Il ne s’agit pas pour autant d’un biopic à la gloire de l'artiste ou de ses œuvres. Certes la première séquence reproduit Fontaine nécrophilique coulant d’un piano à queue (1932) mais l'animation de l'eau et le son qui en découle en fait un objet de cinéma. Le film s'inspire ainsi au moins autant du réalisateur Luis Bunuel, compagnon de route de Dali, avec qui il a réalisé Un chien andalou (1929) avant de se brouiller sur L'âge d'or (1930).
Le film reprend ainsi le principe de Cet obscur objet du désir (1977) où le personnage de Conchita est interprété de façon aléatoire par Carole Bouquet et Ángela Molina, mais, ici, en le multipliant par trois. L'influence majeure est toutefois celle du Charme discret de la bourgeoisie (1972) qui est ponctué par plusieurs scènes oniriques qui se révèlent seulement a posteriori comme telles. Ici la trame de la réalisation par Judith d'un film documentaire se mêle au récit par un évêque d'un rêve au cours d'un repas auquel Dali a été invité chez son jardinier. Chez Bunuel l'évêque se voulait jardinier; ici ce sont deux personnes distinctes qui participent au repas.
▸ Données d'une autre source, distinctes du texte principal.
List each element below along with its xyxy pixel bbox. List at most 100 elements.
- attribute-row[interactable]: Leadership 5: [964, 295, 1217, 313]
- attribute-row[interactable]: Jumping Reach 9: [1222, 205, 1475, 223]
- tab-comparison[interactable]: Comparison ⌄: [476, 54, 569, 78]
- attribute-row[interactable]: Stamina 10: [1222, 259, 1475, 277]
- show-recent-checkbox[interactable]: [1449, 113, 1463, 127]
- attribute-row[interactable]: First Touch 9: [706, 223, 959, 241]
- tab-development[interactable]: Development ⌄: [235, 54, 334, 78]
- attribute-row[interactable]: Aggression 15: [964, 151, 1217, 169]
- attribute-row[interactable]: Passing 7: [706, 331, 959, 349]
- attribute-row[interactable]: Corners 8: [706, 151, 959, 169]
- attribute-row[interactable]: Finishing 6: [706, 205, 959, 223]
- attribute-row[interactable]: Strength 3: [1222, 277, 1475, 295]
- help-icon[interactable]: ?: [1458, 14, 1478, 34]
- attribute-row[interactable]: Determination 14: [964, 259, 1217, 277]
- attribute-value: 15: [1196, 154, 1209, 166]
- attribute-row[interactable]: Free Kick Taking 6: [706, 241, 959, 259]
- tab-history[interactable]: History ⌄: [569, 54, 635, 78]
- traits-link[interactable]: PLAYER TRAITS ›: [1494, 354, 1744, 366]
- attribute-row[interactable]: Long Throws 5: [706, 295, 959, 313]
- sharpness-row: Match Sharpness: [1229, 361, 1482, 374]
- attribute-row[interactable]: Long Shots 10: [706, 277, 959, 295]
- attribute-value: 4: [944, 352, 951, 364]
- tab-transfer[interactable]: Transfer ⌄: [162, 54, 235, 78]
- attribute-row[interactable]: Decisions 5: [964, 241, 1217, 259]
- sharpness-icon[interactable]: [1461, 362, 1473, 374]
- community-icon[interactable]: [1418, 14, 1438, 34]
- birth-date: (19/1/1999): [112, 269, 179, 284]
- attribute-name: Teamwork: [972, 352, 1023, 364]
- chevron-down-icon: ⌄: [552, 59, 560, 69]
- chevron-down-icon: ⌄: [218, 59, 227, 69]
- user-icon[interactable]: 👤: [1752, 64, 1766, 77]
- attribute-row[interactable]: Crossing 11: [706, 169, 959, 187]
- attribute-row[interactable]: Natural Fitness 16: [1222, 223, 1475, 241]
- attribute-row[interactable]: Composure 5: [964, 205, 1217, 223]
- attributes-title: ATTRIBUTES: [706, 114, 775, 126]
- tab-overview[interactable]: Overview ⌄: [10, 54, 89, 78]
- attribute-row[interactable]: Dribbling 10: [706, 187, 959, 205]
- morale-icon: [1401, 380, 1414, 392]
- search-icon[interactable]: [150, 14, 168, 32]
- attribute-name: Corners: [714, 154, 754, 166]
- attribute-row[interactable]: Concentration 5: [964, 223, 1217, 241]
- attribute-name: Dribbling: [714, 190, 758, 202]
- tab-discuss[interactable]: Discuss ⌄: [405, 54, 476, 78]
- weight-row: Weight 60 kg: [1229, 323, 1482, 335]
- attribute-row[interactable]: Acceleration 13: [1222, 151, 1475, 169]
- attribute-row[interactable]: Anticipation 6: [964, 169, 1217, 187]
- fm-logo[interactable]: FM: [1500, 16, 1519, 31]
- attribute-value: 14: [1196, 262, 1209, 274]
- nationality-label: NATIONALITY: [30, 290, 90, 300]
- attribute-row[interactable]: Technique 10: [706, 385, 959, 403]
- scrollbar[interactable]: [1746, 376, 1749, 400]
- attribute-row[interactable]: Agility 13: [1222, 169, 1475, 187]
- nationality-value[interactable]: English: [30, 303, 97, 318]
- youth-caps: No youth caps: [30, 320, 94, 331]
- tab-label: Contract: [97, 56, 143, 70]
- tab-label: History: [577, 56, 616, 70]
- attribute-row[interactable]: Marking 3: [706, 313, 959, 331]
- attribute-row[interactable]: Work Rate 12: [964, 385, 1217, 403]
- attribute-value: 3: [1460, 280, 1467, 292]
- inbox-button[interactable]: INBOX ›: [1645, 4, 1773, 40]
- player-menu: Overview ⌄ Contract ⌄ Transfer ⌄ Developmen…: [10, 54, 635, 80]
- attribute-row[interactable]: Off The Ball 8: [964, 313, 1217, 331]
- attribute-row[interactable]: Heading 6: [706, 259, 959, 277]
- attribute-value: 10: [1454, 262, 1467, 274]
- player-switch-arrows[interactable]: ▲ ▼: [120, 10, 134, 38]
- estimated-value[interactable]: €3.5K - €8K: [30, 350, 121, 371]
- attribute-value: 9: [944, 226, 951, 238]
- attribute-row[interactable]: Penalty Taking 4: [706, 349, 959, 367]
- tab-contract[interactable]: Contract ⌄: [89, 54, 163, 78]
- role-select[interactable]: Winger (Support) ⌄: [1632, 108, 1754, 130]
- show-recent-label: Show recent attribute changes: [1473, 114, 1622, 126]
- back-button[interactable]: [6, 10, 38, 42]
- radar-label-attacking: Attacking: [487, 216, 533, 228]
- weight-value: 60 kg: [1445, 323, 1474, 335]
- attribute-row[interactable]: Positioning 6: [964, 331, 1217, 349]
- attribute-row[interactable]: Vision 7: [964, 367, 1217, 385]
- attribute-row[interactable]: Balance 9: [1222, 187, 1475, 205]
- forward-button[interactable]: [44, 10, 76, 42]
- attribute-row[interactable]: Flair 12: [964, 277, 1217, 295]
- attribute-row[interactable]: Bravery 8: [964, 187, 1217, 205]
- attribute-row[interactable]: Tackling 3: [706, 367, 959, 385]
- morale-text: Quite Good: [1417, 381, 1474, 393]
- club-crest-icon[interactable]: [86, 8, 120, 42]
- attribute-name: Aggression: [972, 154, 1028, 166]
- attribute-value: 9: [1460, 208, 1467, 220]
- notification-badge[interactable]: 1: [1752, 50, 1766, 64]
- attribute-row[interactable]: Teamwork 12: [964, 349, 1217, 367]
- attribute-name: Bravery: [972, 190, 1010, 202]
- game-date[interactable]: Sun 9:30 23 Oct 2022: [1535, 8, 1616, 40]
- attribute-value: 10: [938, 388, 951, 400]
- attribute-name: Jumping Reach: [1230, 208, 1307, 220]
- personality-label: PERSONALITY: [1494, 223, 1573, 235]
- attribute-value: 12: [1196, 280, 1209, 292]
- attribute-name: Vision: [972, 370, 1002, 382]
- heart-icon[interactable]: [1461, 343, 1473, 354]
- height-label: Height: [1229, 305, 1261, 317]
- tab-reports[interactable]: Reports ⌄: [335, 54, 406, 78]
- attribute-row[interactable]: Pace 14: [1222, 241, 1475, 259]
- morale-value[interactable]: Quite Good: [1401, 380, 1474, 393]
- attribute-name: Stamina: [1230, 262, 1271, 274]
Mais le rêve de l'évêque, qui semble, en apparence, plusieurs fois s'achever, est à chaque fois repris et prolongé. Cette mise en abyme de la trame principale par le rêve est annoncée dès la première scène avec l'arrivée interminable de Dali dans le couloir de l'hôtel. Le montage se charge d'étirer le trajet, le temps que Judith aille aux toilettes, que Lucie apporte de l'eau plate puis de l'eau pétillante. Ce style des poupées russes est aussi repris dans la scène de clôture où Dali souhaite à chaque fois une nouvelle proposition de vêtement ou de mise en scène. Ces demandes sont faites par Dali et Judith qui regardent les anciennes demandes apparaissant à l'écran.
Cet étirement du temps, permis par le cinéma, est un privilège que ne possède pas Dali, hanté par la mort, se voyant flétri dans la peau de Didier Flamand se déplaçant en fauteuil roulant.